Here’s a quick run-down of what I think can be learned from Launchlist. I’m sure that I’ll think of more after I’ve published this article…

  • Design matters. Launchlist could’ve been built without all the stack we like to call "HTML5” (it’s really HTML5, CSS and JavaScript working together) and the gorgeous design, but without it, you wouldn’t be compelled to use it. And the design goes beyond its good looks; there’s also a great deal of usability and user experience design in Launchlist, from its clean layout to the controls that pop up only when they’re needed.
  • You can do HTML5 in Internet Explorer. Launchlist works just fine with Internet Explorer 8 (the screenshots I took for this article were taken from a Launchlist session in IE8) – a quick “View Source” reveals that they used the HTML5 Shim for IE. And of course, there’s IE9, which the Internet Explorer team is working furiously on.

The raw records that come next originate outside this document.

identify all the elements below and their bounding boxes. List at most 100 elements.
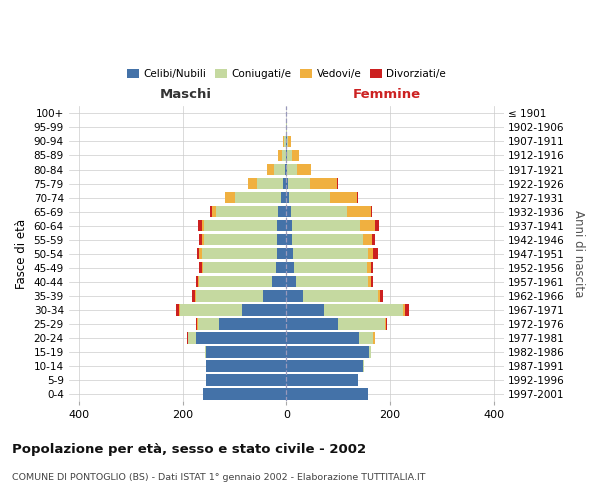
Bar <box>363 360 364 372</box>
Text: Popolazione per età, sesso e stato civile - 2002: Popolazione per età, sesso e stato civil… <box>12 442 366 456</box>
Bar <box>282 150 286 161</box>
Text: Femmine: Femmine <box>352 88 421 101</box>
Bar <box>277 234 286 245</box>
Bar <box>281 192 286 203</box>
Text: Maschi: Maschi <box>160 88 212 101</box>
Bar <box>290 206 347 218</box>
Bar <box>205 346 206 358</box>
Bar <box>179 304 180 316</box>
Bar <box>199 262 202 274</box>
Bar <box>205 234 277 245</box>
Bar <box>373 234 375 245</box>
Bar <box>198 318 219 330</box>
Bar <box>289 192 331 203</box>
Bar <box>286 192 289 203</box>
Legend: Celibi/Nubili, Coniugati/e, Vedovi/e, Divorziati/e: Celibi/Nubili, Coniugati/e, Vedovi/e, Di… <box>123 64 450 83</box>
Bar <box>192 290 194 302</box>
Bar <box>212 206 216 218</box>
Bar <box>403 304 404 316</box>
Bar <box>404 304 409 316</box>
Bar <box>286 332 359 344</box>
Bar <box>363 234 373 245</box>
Bar <box>267 164 274 175</box>
Bar <box>283 178 286 190</box>
Bar <box>199 248 202 260</box>
Bar <box>277 220 286 232</box>
Bar <box>286 374 358 386</box>
Bar <box>371 262 373 274</box>
Bar <box>216 206 278 218</box>
Bar <box>278 206 286 218</box>
Bar <box>274 164 285 175</box>
Bar <box>196 290 263 302</box>
Bar <box>289 136 291 147</box>
Bar <box>287 164 297 175</box>
Bar <box>242 304 286 316</box>
Bar <box>288 178 310 190</box>
Bar <box>176 304 179 316</box>
Bar <box>286 276 296 287</box>
Bar <box>292 234 363 245</box>
Bar <box>283 136 284 147</box>
Bar <box>286 290 303 302</box>
Bar <box>286 346 370 358</box>
Bar <box>180 304 242 316</box>
Bar <box>202 234 205 245</box>
Bar <box>286 388 368 400</box>
Bar <box>371 206 373 218</box>
Bar <box>380 290 383 302</box>
Bar <box>297 164 311 175</box>
Bar <box>276 262 286 274</box>
Bar <box>202 262 203 274</box>
Bar <box>373 248 377 260</box>
Bar <box>286 164 287 175</box>
Bar <box>292 220 360 232</box>
Bar <box>203 388 286 400</box>
Bar <box>196 332 286 344</box>
Bar <box>367 262 371 274</box>
Bar <box>286 318 338 330</box>
Text: COMUNE DI PONTOGLIO (BS) - Dati ISTAT 1° gennaio 2002 - Elaborazione TUTTITALIA.: COMUNE DI PONTOGLIO (BS) - Dati ISTAT 1°… <box>12 472 425 482</box>
Y-axis label: Fasce di età: Fasce di età <box>15 218 28 288</box>
Bar <box>277 248 286 260</box>
Bar <box>293 262 367 274</box>
Bar <box>197 318 198 330</box>
Bar <box>205 220 277 232</box>
Bar <box>263 290 286 302</box>
Bar <box>203 262 276 274</box>
Bar <box>194 290 196 302</box>
Bar <box>286 360 363 372</box>
Bar <box>371 276 373 287</box>
Bar <box>286 304 324 316</box>
Bar <box>210 206 212 218</box>
Bar <box>199 276 272 287</box>
Bar <box>374 220 379 232</box>
Bar <box>235 192 281 203</box>
Bar <box>368 248 373 260</box>
Bar <box>199 234 202 245</box>
Bar <box>248 178 257 190</box>
Bar <box>198 220 202 232</box>
Bar <box>219 318 286 330</box>
Bar <box>310 178 337 190</box>
Y-axis label: Anni di nascita: Anni di nascita <box>572 210 585 298</box>
Bar <box>225 192 235 203</box>
Bar <box>206 374 286 386</box>
Bar <box>324 304 403 316</box>
Bar <box>257 178 283 190</box>
Bar <box>198 276 199 287</box>
Bar <box>370 346 371 358</box>
Bar <box>285 164 286 175</box>
Bar <box>296 276 368 287</box>
Bar <box>303 290 378 302</box>
Bar <box>187 332 188 344</box>
Bar <box>386 318 387 330</box>
Bar <box>368 276 371 287</box>
Bar <box>188 332 196 344</box>
Bar <box>272 276 286 287</box>
Bar <box>284 136 286 147</box>
Bar <box>338 318 385 330</box>
Bar <box>196 318 197 330</box>
Bar <box>286 206 290 218</box>
Bar <box>360 220 374 232</box>
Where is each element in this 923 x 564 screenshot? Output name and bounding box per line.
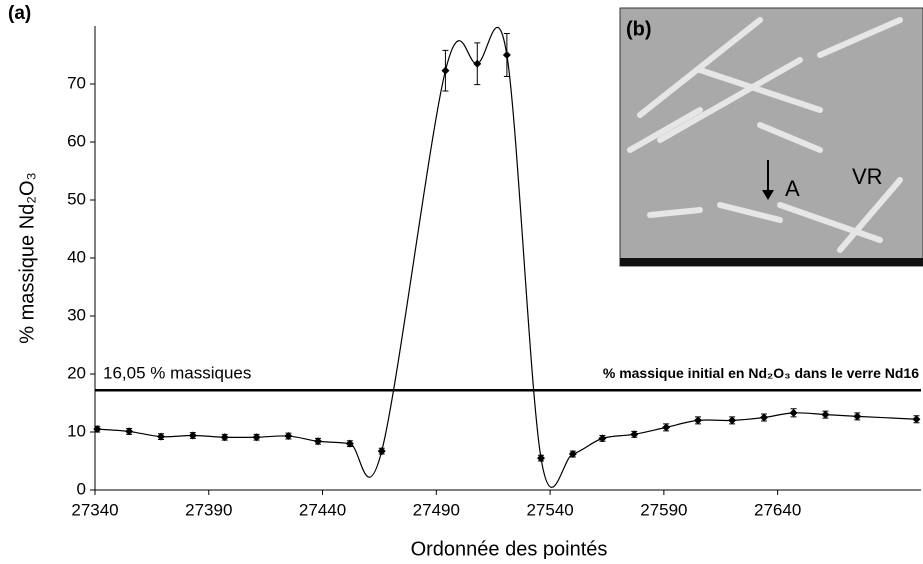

  • Do one thing, and do it very, very well. I think that this is a good app philosophy, and I believe it applies doubly to those of you planning to build apps for mobile devices, whether they’re phones or tablets.
  • “Freemium” (or: Apps can be ads). Launchlist’s creators say that the version of Launchlist at Launchlist.net will always be free, but that they’re working on a paid subscription version with more features. I think this is a good approach – there’s no marketing like a “starter” version, especially when what you’re making is so nice.

This article also appears in Canadian Developer Connection.